Era de noche, y la lluvia caía a cántaros, logrando que el sonido del agua borrara cualquier otro ruido que hubiera en la oscuridad.
En ese momento, una figura alta y delgada atravesaba la cortina de lluvia, tropezando hasta caer junto a un auto negro que se encontraba estacionado al borde del camino.
El agua helada la había empapado por completo, revelando sus delicadas curvas, pero no lograba apagar el fuego abrasador que sentía en su interior.
Esther Robles tenía la mente en blanco, casi solo le quedaban los instintos, por lo que se levantó con dificultad y al encontrar que la puerta del auto estaba entreabierta, se metió dentro desesperadamente.
Su sentido común le decía que, si no subía a ese vehículo, moriría de frío en aquella gélida noche lluviosa.
Después de entrar en el auto cerró la puerta y como su conciencia estaba borrosa no percibió el intenso olor a sangre en el interior del vehículo.
En la oscuridad, unos ojos de un azul oscuro casi negro se abrieron de golpe, y su afilada mirada se dirigió fríamente hacia la intrusa.
Un destello de intención asesina cruzó sus ojos, como una navaja en la noche.
Esther no se percató de nada, pero en la oscuridad sintió una fuente de calor y, casi instintivamente, se acercó.
El dueño de los ojos azul oscuro intentó moverse, pero estaba herido y no pudo apartar a la mujer que se había echado sobre él.
La persona encima de él era suave, pero inquieta.
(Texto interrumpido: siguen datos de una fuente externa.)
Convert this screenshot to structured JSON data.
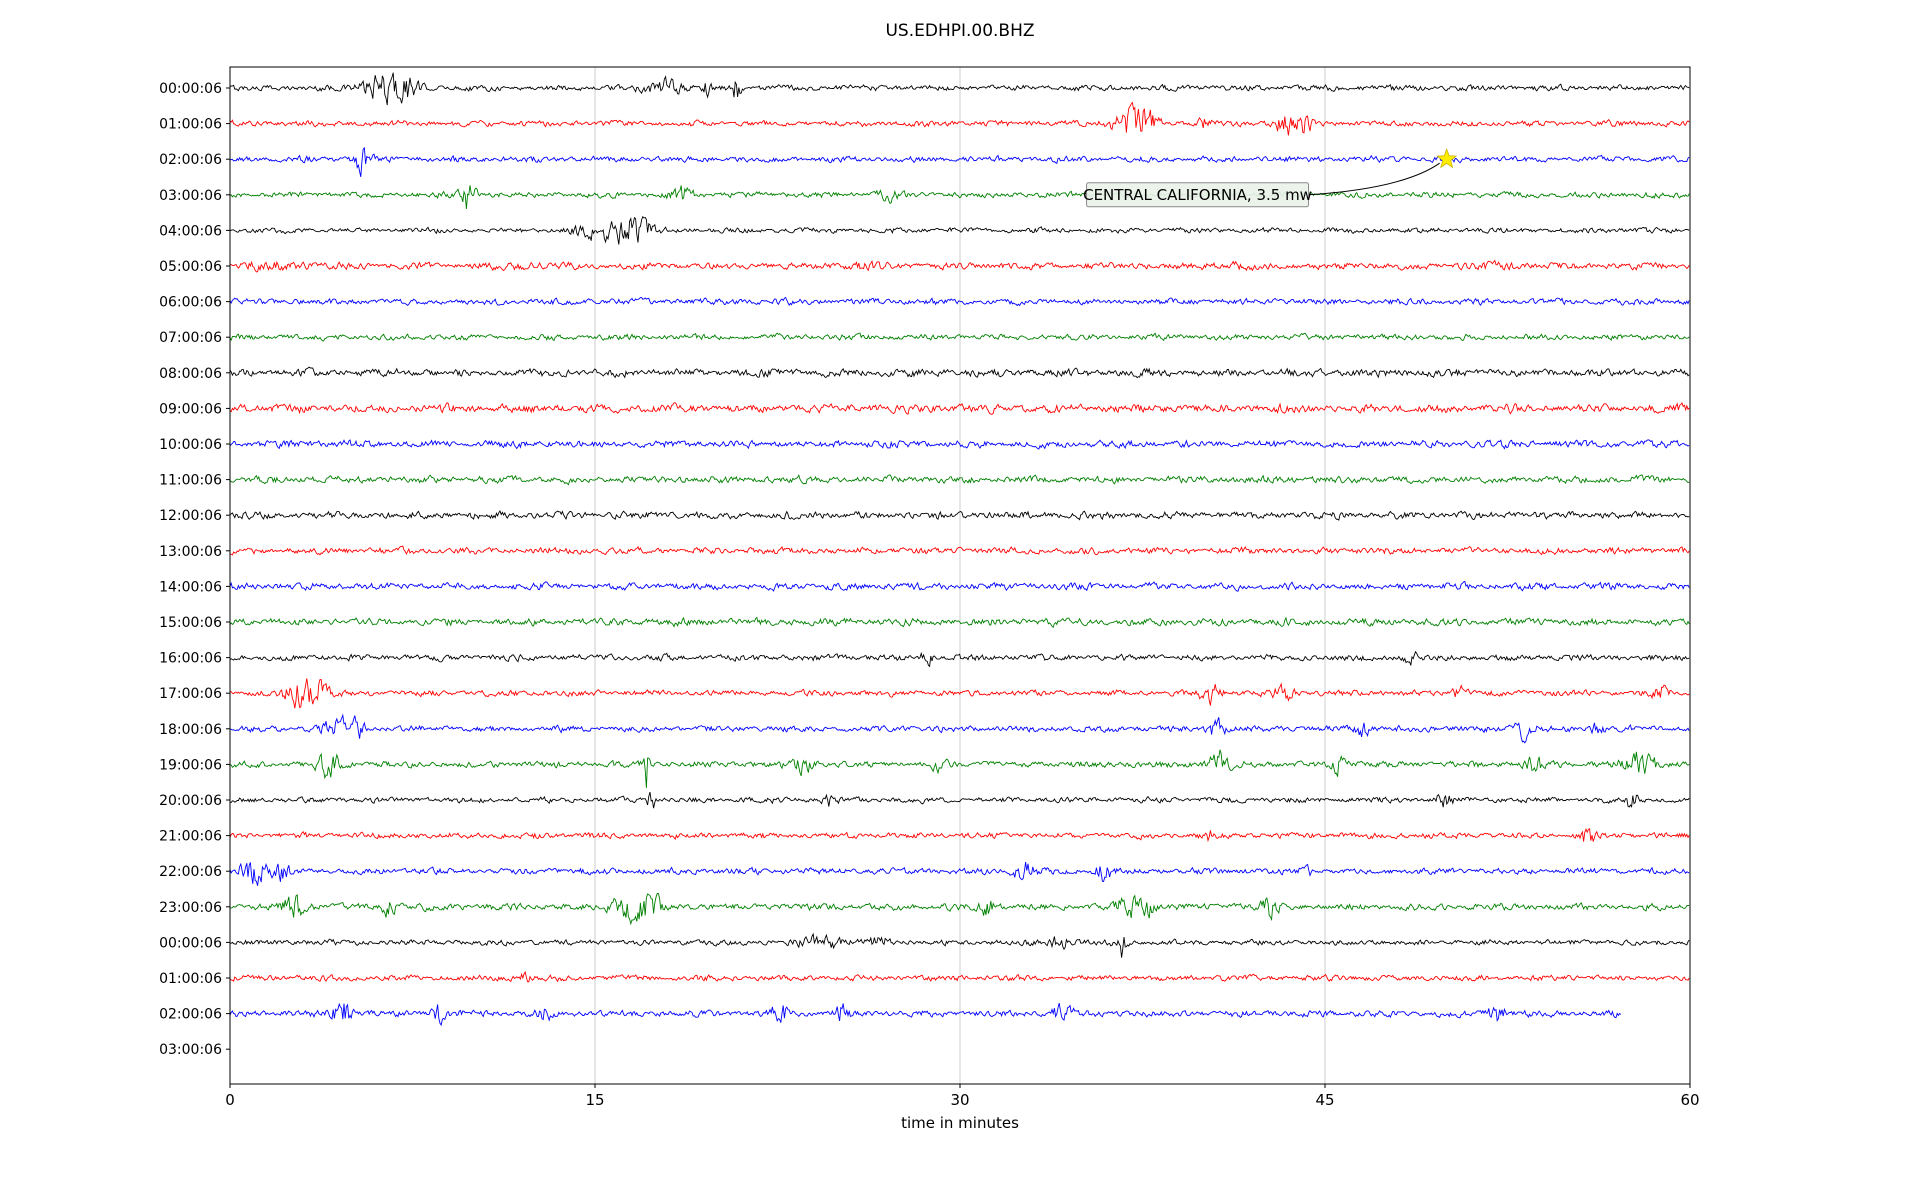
{
  "title": "US.EDHPI.00.BHZ",
  "annotation": {
    "text": "CENTRAL CALIFORNIA, 3.5 mw",
    "star_row": 2,
    "star_minute": 50.0,
    "box_row": 3,
    "box_start_minute": 35.2,
    "star_color": "#ffed00"
  },
  "chart_data": {
    "type": "line",
    "title": "US.EDHPI.00.BHZ",
    "xlabel": "time in minutes",
    "xlim": [
      0,
      60
    ],
    "xticks": [
      0,
      15,
      30,
      45,
      60
    ],
    "grid": "vertical",
    "colors_cycle": [
      "#000000",
      "#ff0000",
      "#0000ff",
      "#008000"
    ],
    "rows": [
      {
        "label": "00:00:06",
        "color": "#000000",
        "end": 60,
        "base": 1.0,
        "ev": [
          [
            6.3,
            0.9,
            5
          ],
          [
            7.3,
            0.5,
            3.5
          ],
          [
            17.9,
            0.7,
            3
          ],
          [
            19.6,
            0.25,
            2.5
          ],
          [
            20.8,
            0.18,
            5
          ]
        ]
      },
      {
        "label": "01:00:06",
        "color": "#ff0000",
        "end": 60,
        "base": 1.0,
        "ev": [
          [
            36.9,
            0.7,
            5
          ],
          [
            37.7,
            0.4,
            5.5
          ],
          [
            40.1,
            0.35,
            2.5
          ],
          [
            43.4,
            0.45,
            4.5
          ],
          [
            44.2,
            0.25,
            5.5
          ]
        ]
      },
      {
        "label": "02:00:06",
        "color": "#0000ff",
        "end": 60,
        "base": 1.0,
        "ev": [
          [
            5.4,
            0.35,
            5
          ]
        ]
      },
      {
        "label": "03:00:06",
        "color": "#008000",
        "end": 60,
        "base": 1.0,
        "ev": [
          [
            9.8,
            0.3,
            6.5
          ],
          [
            18.6,
            0.5,
            2.8
          ],
          [
            27.0,
            0.4,
            2.2
          ]
        ]
      },
      {
        "label": "04:00:06",
        "color": "#000000",
        "end": 60,
        "base": 0.9,
        "ev": [
          [
            15.1,
            0.9,
            3
          ],
          [
            16.2,
            0.5,
            5.5
          ],
          [
            16.9,
            0.5,
            4
          ]
        ]
      },
      {
        "label": "05:00:06",
        "color": "#ff0000",
        "end": 60,
        "base": 1.15,
        "ev": [
          [
            2,
            1.5,
            0.8
          ],
          [
            12,
            1.2,
            0.7
          ],
          [
            26,
            1.0,
            0.7
          ],
          [
            41,
            1.2,
            0.6
          ],
          [
            52,
            1.0,
            0.6
          ]
        ]
      },
      {
        "label": "06:00:06",
        "color": "#0000ff",
        "end": 60,
        "base": 1.05,
        "ev": []
      },
      {
        "label": "07:00:06",
        "color": "#008000",
        "end": 60,
        "base": 1.0,
        "ev": []
      },
      {
        "label": "08:00:06",
        "color": "#000000",
        "end": 60,
        "base": 1.35,
        "ev": []
      },
      {
        "label": "09:00:06",
        "color": "#ff0000",
        "end": 60,
        "base": 1.45,
        "ev": []
      },
      {
        "label": "10:00:06",
        "color": "#0000ff",
        "end": 60,
        "base": 1.25,
        "ev": []
      },
      {
        "label": "11:00:06",
        "color": "#008000",
        "end": 60,
        "base": 1.2,
        "ev": []
      },
      {
        "label": "12:00:06",
        "color": "#000000",
        "end": 60,
        "base": 1.25,
        "ev": []
      },
      {
        "label": "13:00:06",
        "color": "#ff0000",
        "end": 60,
        "base": 1.15,
        "ev": []
      },
      {
        "label": "14:00:06",
        "color": "#0000ff",
        "end": 60,
        "base": 1.2,
        "ev": []
      },
      {
        "label": "15:00:06",
        "color": "#008000",
        "end": 60,
        "base": 1.25,
        "ev": []
      },
      {
        "label": "16:00:06",
        "color": "#000000",
        "end": 60,
        "base": 1.05,
        "ev": [
          [
            28.6,
            0.25,
            2.8
          ],
          [
            48.5,
            0.3,
            2
          ]
        ]
      },
      {
        "label": "17:00:06",
        "color": "#ff0000",
        "end": 60,
        "base": 1.0,
        "ev": [
          [
            2.9,
            0.6,
            5.5
          ],
          [
            3.7,
            0.35,
            4
          ],
          [
            40.3,
            0.45,
            3.8
          ],
          [
            43.3,
            0.35,
            3.8
          ],
          [
            50.5,
            0.3,
            2.2
          ],
          [
            58.8,
            0.3,
            3
          ]
        ]
      },
      {
        "label": "18:00:06",
        "color": "#0000ff",
        "end": 60,
        "base": 1.05,
        "ev": [
          [
            4.4,
            0.6,
            4
          ],
          [
            5.3,
            0.3,
            3
          ],
          [
            40.5,
            0.35,
            4.2
          ],
          [
            46.6,
            0.35,
            3.2
          ],
          [
            53.3,
            0.5,
            4.2
          ],
          [
            56.2,
            0.25,
            2.6
          ]
        ]
      },
      {
        "label": "19:00:06",
        "color": "#008000",
        "end": 60,
        "base": 1.1,
        "ev": [
          [
            4.1,
            0.45,
            4.2
          ],
          [
            17.1,
            0.12,
            9
          ],
          [
            23.6,
            0.35,
            3.8
          ],
          [
            29.2,
            0.3,
            2.2
          ],
          [
            40.6,
            0.45,
            4.5
          ],
          [
            45.6,
            0.3,
            3.2
          ],
          [
            53.6,
            0.35,
            3
          ],
          [
            57.9,
            0.7,
            4.5
          ]
        ]
      },
      {
        "label": "20:00:06",
        "color": "#000000",
        "end": 60,
        "base": 0.95,
        "ev": [
          [
            17.3,
            0.1,
            10
          ],
          [
            24.6,
            0.3,
            2.2
          ],
          [
            49.9,
            0.35,
            2.8
          ],
          [
            57.6,
            0.2,
            5.5
          ]
        ]
      },
      {
        "label": "21:00:06",
        "color": "#ff0000",
        "end": 60,
        "base": 1.0,
        "ev": [
          [
            40.2,
            0.3,
            2
          ],
          [
            55.8,
            0.25,
            5.5
          ]
        ]
      },
      {
        "label": "22:00:06",
        "color": "#0000ff",
        "end": 60,
        "base": 1.05,
        "ev": [
          [
            1.0,
            0.7,
            4.5
          ],
          [
            2.1,
            0.3,
            3
          ],
          [
            32.6,
            0.45,
            3.8
          ],
          [
            35.9,
            0.35,
            3.5
          ],
          [
            44.2,
            0.25,
            2.2
          ]
        ]
      },
      {
        "label": "23:00:06",
        "color": "#008000",
        "end": 60,
        "base": 1.15,
        "ev": [
          [
            2.6,
            0.5,
            4.5
          ],
          [
            6.4,
            0.4,
            3.5
          ],
          [
            16.4,
            0.7,
            5
          ],
          [
            17.3,
            0.4,
            4.5
          ],
          [
            31.1,
            0.35,
            3.2
          ],
          [
            36.9,
            0.45,
            5
          ],
          [
            37.7,
            0.3,
            3.6
          ],
          [
            42.6,
            0.45,
            3.6
          ]
        ]
      },
      {
        "label": "00:00:06",
        "color": "#000000",
        "end": 60,
        "base": 0.95,
        "ev": [
          [
            24.4,
            0.8,
            2.6
          ],
          [
            26.6,
            0.4,
            2.2
          ],
          [
            34.1,
            0.5,
            2.2
          ],
          [
            36.6,
            0.22,
            6.5
          ]
        ]
      },
      {
        "label": "01:00:06",
        "color": "#ff0000",
        "end": 60,
        "base": 1.0,
        "ev": [
          [
            12,
            0.4,
            1.5
          ]
        ]
      },
      {
        "label": "02:00:06",
        "color": "#0000ff",
        "end": 57.2,
        "base": 1.1,
        "ev": [
          [
            4.6,
            0.4,
            5.5
          ],
          [
            8.6,
            0.3,
            3.5
          ],
          [
            12.9,
            0.3,
            2.5
          ],
          [
            22.6,
            0.35,
            3.5
          ],
          [
            25.1,
            0.3,
            3.2
          ],
          [
            34.2,
            0.4,
            3.2
          ],
          [
            52.1,
            0.4,
            3.5
          ]
        ]
      },
      {
        "label": "03:00:06",
        "color": "#008000",
        "end": 0,
        "base": 0,
        "ev": []
      }
    ]
  }
}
Los ojos azul oscuro estaban llenos de furia y sed de sangre; él era un rey entre los hombres, por lo que nadie había osado desafiarlo de tal manera.
¡Nunca!
Su intención asesina era tan intensa que su respiración se volvió irregular y Esther, al percatarse, se detuvo un momento y en la oscuridad abrió sus hermosos ojos almendrados, mirando confusa a la extraña fuente de calor bajo ella.
En ese momento, su belleza era sorprendente, casi sofocante, con una pureza que llevaba una pizca de peligro.
Instintivamente, Esther bajó la cabeza para acercarse al cuerpo cálido que estaba debajo de ella.
—¡Quítate! —Gruñó el hombre débilmente, pero aun así se podía sentir su furia.
—No te... muevas. —Murmuró Esther, descontenta, mientras sus pequeñas manos sujetaban al hombre herido con autoridad.
En la oscuridad, los ojos azul oscuro de aquel sujeto ardían con furia y locura, impotentes ante el comportamiento torpe y atolondrado de Esther.
Fuera del vehículo, la lluvia seguía cayendo a cántaros, cubriendo todo con su manto, mientras en la oscuridad el auto parecía un antiguo monstruo, misterioso y solitario.
...
Un rato después, la lluvia finalmente disminuyó, pero aún caía suavemente, y el interior del auto volvió a un estado de calma. Unas horas más tarde, el cielo empezó a aclararse ligeramente, haciendo que la fría mañana pareciera aún más helada.
Dentro del auto, Esther despertó aturdida, su mente aún nublada poco a poco iba recuperando la claridad.